Pour des raisons de sécurité, la chaux n'est pas fabriquée sur place mais par un chaufournier de manière artisanale. Le mortier sèche lentement et permet une certaine élasticité des maçonneries.

Voilà pourquoi il n'y avait pas besoin de fondations (il n'y en a pas à Guédelon). Sinon, comment aurait-on pu construire les châteaux de défense sur des pics rocheux ? Le temps de séchage de la chaux n'est en fait pas connu : des études faites sur des monuments de plus de 900 ans montrent qu'elle n'est pas encore sèche !

Les tuiliers fabriquent à partir de la terre glaiseuse de Guédelon (terre grasse contenant de l'argile)

les tuiles (25 000 pour couvrir le logis !) et les carreaux de pavement.
Tuiles et pavements sont moulés dans des cadres en bois :

Une fois démoulés, ils sont posés sur des clayettes. Après un temps de séchage à l'air libre, les tuiles et carreaux vont cuire pendant 4 jours et 3 nuits à une température de 1 000° environ. 
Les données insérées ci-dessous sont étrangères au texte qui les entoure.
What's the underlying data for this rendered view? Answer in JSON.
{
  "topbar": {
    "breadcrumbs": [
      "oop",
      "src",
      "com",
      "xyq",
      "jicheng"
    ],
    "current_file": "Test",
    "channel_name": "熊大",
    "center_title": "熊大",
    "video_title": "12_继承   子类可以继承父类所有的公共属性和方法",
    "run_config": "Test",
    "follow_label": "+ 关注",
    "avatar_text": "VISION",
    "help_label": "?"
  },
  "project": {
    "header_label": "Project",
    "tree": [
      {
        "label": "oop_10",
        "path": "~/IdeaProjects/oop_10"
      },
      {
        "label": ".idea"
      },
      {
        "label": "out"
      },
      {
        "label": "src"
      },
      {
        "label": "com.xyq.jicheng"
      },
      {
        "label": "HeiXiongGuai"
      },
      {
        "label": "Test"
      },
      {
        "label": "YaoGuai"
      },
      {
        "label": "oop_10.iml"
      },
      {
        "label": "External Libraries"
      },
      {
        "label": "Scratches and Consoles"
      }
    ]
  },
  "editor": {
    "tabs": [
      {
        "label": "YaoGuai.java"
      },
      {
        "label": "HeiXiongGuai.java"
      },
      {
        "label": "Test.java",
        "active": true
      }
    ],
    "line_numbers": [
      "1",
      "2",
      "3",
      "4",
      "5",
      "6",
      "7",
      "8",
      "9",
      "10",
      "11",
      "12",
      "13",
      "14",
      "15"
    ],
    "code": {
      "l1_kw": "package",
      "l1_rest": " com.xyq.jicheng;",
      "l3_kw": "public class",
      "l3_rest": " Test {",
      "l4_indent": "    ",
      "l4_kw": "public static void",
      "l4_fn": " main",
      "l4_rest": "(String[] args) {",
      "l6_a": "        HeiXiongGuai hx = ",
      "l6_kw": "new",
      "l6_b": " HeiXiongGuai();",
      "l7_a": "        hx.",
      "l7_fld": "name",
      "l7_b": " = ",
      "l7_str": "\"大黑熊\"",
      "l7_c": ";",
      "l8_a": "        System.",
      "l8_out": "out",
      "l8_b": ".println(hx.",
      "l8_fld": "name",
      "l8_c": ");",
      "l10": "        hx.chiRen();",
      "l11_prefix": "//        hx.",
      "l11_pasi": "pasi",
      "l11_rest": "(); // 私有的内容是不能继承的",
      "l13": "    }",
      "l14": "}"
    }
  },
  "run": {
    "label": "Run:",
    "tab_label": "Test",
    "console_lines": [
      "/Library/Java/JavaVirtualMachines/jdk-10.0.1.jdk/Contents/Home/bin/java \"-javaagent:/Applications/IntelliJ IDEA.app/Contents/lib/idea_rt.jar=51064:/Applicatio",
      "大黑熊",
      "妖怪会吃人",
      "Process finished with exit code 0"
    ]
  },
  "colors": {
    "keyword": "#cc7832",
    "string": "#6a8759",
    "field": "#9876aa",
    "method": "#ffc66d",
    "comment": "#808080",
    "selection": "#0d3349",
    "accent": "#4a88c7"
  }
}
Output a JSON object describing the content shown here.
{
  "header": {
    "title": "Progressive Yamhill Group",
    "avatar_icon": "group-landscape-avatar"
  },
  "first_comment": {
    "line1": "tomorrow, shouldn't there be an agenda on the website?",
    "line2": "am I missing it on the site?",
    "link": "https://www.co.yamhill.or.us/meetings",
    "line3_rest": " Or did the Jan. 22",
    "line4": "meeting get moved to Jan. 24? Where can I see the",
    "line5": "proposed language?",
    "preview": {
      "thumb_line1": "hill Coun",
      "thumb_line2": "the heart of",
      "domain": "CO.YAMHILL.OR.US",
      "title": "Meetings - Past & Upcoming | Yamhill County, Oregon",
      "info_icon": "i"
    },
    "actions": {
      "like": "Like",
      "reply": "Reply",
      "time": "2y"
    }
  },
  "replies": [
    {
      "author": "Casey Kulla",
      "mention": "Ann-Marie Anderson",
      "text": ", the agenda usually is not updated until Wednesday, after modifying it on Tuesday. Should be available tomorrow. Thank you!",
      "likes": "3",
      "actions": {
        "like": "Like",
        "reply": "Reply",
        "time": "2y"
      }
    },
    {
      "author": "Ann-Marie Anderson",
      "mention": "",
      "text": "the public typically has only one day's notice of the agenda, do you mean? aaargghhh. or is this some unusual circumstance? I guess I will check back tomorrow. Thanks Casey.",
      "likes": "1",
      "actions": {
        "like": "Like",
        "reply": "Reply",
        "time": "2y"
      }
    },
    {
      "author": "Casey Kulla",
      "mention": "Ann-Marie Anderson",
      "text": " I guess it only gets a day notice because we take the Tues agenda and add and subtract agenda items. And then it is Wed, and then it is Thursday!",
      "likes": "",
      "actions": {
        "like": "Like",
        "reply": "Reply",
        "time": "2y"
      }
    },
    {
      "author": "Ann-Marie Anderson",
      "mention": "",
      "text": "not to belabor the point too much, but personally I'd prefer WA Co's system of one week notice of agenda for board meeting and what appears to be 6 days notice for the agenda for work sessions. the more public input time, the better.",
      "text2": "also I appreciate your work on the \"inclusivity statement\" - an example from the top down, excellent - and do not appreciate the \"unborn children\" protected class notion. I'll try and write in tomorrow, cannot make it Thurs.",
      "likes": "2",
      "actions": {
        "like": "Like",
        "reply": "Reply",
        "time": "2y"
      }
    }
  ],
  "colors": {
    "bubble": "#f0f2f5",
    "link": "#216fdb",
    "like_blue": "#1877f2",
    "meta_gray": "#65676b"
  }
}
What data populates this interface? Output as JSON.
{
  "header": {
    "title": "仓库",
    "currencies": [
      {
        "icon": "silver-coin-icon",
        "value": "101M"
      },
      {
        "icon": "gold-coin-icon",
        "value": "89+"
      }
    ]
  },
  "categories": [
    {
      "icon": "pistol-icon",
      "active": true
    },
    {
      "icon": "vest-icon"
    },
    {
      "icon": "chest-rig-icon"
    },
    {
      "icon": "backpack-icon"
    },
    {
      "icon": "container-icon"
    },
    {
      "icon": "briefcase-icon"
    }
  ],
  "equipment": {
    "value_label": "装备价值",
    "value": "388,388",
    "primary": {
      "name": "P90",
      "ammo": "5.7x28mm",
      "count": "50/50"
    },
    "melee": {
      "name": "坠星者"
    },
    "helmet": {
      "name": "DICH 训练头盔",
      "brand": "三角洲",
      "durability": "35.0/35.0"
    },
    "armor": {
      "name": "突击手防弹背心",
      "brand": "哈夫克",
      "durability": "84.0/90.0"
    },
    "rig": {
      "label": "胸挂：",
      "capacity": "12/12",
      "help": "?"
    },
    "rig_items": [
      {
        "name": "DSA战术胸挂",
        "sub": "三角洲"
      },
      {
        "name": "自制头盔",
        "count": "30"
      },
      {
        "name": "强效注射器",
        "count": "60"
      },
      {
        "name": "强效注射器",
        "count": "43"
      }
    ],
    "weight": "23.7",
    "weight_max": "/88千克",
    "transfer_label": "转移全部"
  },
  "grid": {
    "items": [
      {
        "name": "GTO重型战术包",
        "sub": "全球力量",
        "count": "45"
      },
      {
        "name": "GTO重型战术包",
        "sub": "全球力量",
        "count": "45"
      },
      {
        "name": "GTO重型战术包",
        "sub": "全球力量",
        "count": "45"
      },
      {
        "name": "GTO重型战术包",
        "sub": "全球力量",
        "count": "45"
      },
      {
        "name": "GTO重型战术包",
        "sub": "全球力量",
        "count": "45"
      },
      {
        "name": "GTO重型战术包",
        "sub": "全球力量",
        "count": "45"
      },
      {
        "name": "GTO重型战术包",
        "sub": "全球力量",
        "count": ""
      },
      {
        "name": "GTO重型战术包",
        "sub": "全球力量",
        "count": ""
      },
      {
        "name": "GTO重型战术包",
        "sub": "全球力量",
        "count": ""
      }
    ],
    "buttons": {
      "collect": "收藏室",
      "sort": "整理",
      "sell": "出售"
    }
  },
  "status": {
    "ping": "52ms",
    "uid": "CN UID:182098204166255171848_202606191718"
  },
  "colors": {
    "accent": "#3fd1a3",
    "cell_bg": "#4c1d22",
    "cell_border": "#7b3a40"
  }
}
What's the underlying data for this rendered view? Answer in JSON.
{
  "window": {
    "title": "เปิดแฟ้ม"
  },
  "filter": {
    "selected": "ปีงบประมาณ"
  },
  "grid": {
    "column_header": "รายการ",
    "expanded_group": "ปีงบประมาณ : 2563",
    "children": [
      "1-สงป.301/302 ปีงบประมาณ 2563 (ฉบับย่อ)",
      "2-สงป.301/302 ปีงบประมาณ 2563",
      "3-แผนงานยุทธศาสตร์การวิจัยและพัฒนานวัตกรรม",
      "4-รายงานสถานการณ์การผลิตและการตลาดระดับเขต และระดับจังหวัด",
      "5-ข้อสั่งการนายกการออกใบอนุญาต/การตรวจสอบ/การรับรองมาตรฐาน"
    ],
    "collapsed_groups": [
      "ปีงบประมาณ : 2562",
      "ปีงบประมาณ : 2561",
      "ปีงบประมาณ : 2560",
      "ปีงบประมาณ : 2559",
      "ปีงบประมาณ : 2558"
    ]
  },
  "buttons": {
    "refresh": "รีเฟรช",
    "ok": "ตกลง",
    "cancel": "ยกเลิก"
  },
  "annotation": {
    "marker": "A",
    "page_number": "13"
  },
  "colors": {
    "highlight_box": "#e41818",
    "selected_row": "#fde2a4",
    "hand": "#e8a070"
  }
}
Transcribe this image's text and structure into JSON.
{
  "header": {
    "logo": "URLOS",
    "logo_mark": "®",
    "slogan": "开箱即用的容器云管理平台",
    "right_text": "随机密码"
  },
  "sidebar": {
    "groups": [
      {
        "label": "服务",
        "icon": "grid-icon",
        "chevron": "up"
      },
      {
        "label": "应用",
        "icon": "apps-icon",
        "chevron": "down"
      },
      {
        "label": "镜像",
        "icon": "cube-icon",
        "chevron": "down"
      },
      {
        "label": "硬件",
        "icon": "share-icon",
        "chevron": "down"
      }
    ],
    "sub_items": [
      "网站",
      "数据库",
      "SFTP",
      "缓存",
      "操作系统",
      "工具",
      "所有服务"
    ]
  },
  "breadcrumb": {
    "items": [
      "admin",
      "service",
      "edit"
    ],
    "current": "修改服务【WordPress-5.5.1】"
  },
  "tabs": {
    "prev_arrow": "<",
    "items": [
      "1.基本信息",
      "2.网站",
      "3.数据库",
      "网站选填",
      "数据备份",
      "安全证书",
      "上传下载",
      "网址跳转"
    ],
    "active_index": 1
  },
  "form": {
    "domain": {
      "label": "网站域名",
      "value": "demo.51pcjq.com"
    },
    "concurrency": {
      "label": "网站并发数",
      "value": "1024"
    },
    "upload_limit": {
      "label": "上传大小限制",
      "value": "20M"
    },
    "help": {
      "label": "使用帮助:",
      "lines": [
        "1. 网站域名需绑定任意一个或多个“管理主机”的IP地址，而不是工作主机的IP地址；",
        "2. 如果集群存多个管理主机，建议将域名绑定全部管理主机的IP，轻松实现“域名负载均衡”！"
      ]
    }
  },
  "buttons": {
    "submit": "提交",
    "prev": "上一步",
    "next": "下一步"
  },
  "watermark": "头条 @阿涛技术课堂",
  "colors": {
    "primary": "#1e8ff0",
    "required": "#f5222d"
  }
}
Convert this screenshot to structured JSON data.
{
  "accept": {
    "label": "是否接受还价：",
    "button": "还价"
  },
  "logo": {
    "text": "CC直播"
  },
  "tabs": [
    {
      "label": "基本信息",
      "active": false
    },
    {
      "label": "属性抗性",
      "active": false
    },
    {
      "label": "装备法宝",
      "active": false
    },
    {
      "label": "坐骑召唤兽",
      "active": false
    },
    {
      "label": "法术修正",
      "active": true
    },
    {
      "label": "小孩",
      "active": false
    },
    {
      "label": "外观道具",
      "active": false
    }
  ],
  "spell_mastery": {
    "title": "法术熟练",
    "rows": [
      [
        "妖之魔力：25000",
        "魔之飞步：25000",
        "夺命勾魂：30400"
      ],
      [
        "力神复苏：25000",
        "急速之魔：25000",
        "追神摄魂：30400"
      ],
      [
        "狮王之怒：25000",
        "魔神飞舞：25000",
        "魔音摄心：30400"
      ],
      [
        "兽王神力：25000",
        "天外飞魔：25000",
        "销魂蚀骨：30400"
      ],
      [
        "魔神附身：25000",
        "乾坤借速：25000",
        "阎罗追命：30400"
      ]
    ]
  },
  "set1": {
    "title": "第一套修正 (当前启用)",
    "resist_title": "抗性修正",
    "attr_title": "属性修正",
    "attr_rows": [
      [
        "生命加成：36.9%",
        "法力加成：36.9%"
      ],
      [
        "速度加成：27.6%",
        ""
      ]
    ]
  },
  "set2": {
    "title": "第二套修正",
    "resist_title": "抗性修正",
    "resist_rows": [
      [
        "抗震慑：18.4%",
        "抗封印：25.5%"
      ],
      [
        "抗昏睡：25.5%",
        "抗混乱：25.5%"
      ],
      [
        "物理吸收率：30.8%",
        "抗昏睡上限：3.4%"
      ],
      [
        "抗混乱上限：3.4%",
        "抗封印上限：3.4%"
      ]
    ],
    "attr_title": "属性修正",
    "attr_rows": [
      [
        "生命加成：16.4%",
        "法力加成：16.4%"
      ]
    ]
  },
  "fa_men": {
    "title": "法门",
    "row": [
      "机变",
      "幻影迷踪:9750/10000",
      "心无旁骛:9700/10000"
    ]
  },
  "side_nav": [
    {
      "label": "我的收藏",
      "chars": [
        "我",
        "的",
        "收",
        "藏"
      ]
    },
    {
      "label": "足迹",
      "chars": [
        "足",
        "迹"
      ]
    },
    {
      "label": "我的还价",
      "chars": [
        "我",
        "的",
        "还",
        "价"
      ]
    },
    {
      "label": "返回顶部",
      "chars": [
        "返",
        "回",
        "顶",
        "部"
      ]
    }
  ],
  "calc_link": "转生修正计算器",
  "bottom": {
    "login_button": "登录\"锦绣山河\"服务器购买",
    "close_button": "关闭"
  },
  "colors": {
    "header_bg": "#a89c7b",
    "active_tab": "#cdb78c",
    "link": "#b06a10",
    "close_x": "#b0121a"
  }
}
Tous les oeuvriers qui oeuvrent sur le chantier utilisent la pige comme instrument de mesure
Les encoches permettent de distinguer 5 mesures :
le pouce
la paume
la palme
l'empan
et le pied.
A chaque chantier sa pige : les mesures portées sur une pige sont celles du seigneur qui fait construire. Les oeuvriers portent leur pige à la ceinture. Ils vont de chantier en chantier. Les plus âgés ont donc plus de piges que les plus jeunes : il semblerait que ce soit à l'origine de l'expression populaire : avoir X piges.

Ce site est vraiment instructif. Comme moi, vous devez avoir à l'esprit les litres d'huile bouillante que les assiégés déversaient sur leurs assaillants. Notre guide, qui fourmillait d'anecdotes, nous a justement fait remarquer que ce mode de défense nécessite des grands marmites et du temps, pas vraiment compatible avec une défense rapide. Cela a-t-il véritablement existé, en dehors de nos livres d'histoire ? Alors que des pieux à la pointe bien aiguisée, parsemés dans les fossés jouxtant le château sont une arme redoutable, qui blessent les assaillants avant qu'ils ne puissent agir. 

Un chantier passionnant, à revoir tous les 5 ans, pour profiter pleinement des avancements des travaux.
Lors d'une première visite le 9 août 2008,
les oeuvriers s'activaient au 1er étage du logis seigneurial. 
Le 8 août 2013, celui-ci est couvert, la tour maîtresse a pris de la hauteur.